A experiência do trabalho de solidariedade do Partido Comunista da Turquia (TKP)
Por Raul Moutinho, membro das coordenações nacional e estadual (SP) da UJC e militante do PCB
O trabalho de solidariedade
Na segunda-feira, dia 06 de fevereiro, um terremoto de magnitude 7.8 atingiu a Turquia e a Síria, deixando mais de quarenta mil mortos. Apenas na Turquia, o país mais atingido, o número de pessoas mortas já passa dos trinta e cinco mil. A atuação do Partido Comunista da Turquia (TKP) diante desta tragédia é uma lição para os comunistas brasileiros e é uma iniciativa que entrará para a história da luta e da solidariedade proletária em todo o mundo.
Desde o primeiro dia, o TKP deu o exemplo de como organizar a solidariedade de classe. Imediatamente após o terremoto expuseram seu plano de ação: organizar a assistência em primeiro lugar, avaliar os pedidos de ajuda de maneira rápida, não usar da catástrofe de maneira oportunista, mas não deixar de criticar o governo do AKP (Partido da Justiça e Desenvolvimento, o partido governista de Erdögan) e a classe dos capitalistas quando fosse necessário. Realizaram, na noite do mesmo dia, reuniões nas sedes do TKP para coordenar as ações e iniciaram a publicação de um boletim diário sobre o terremoto. Ao mesmo tempo, apresentaram um programa político para enfrentar a tragédia:
(1) Nenhum recurso para shows políticos e visitas de propaganda
(2) Reparação imediata da infraestrutura destruída. Financiamento a partir da expropriação dos recursos de empresas irregulares e que tenham violado as regulamentações
(3) Nenhuma taxa de reconstrução deve ser paga pelo povo
(4) Confisco do maquinário de grandes empresas de construção
(5) Privilegiar a vida acima dos lucros
O primeiro boletim já apontava para o tamanho da destruição. O TKP agiu de forma rápida a partir de suas sedes. Especialistas e membros do partido foram despachados para a região atingida. Todas as casas foram convertidas em centros de solidariedade, rua por rua e vizinhança por vizinhança. Simultaneamente, não exoneraram o governo e a classe capitalista da responsabilidade e denunciaram que o povo trabalhador sempre é deixado para sofrer as tragédias, mesmo aquelas previsíveis, como era um terremoto na região.
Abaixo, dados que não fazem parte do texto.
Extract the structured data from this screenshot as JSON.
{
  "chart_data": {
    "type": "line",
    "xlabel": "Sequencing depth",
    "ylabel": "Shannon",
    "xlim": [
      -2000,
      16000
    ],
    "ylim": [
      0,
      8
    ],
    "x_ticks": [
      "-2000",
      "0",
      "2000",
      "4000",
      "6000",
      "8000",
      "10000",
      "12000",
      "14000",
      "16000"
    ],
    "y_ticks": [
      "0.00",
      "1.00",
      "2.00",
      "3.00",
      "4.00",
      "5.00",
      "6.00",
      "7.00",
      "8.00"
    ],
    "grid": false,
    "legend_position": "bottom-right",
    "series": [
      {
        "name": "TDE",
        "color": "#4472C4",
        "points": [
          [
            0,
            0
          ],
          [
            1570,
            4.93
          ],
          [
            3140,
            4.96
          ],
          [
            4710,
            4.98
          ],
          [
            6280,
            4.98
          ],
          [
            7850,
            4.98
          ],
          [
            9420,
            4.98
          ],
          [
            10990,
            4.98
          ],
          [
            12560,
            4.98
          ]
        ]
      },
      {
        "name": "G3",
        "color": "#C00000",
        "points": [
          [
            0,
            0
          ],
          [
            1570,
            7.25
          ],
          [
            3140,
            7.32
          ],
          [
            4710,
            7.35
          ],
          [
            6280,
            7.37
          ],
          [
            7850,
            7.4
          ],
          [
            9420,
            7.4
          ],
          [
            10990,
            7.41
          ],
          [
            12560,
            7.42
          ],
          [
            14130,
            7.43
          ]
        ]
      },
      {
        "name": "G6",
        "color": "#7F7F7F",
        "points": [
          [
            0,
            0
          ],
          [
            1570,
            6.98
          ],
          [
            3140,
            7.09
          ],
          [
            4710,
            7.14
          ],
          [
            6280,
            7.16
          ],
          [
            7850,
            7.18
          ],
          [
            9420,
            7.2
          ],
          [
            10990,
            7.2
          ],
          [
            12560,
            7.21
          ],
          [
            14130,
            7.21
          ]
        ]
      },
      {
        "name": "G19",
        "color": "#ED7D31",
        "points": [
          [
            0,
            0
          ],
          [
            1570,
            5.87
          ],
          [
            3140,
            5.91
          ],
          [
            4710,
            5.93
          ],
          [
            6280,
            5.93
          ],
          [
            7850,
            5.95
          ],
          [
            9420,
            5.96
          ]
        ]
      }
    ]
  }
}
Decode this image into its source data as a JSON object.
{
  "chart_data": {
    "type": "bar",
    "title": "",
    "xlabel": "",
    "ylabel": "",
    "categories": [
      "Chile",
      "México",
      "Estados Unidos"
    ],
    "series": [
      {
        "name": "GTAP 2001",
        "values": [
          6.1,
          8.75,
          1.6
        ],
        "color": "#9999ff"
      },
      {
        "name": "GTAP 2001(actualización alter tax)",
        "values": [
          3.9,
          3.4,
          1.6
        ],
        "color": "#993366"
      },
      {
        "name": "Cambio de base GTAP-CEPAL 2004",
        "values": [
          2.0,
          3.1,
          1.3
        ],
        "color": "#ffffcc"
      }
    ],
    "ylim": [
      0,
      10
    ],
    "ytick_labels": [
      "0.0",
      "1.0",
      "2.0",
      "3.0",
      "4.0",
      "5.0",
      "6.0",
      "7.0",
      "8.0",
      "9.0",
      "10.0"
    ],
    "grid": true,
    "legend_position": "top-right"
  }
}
No dia seguinte (7), em uma nota política do Partido, dobram a crítica contra o governo. As autoridades centrais não se uniram à mobilização popular de solidariedade. Muito pelo contrário: o AKP privilegia seus próprios votantes, demora horas para o lançamento de novas equipes de busca e resgate, não utiliza as unidades militares para auxiliarem no socorro — inclusive as unidades em território sírio —, não intervém nas estradas interditadas pela neve e nem no incêndio em um dos principais portos do país. Neste mesmo dia, equipes de evacuação da Turkish Hard Coal Corporation (TTK), pessoas experientes neste trabalho, não puderam chegar à região porque seus esforços de auxílio não foram aprovados pela Diretoria responsável do Ministério de Assuntos Internos do governo, ao mesmo tempo em que o AKP tentava capitalizar sobre estes esforços de auxílio. Fica explícito, já a partir deste momento, qual seria a prática governamental: paralisia, abandono, favorecimento dos seus próprios interesses, tudo a partir da completa ausência de um plano logístico para desastres.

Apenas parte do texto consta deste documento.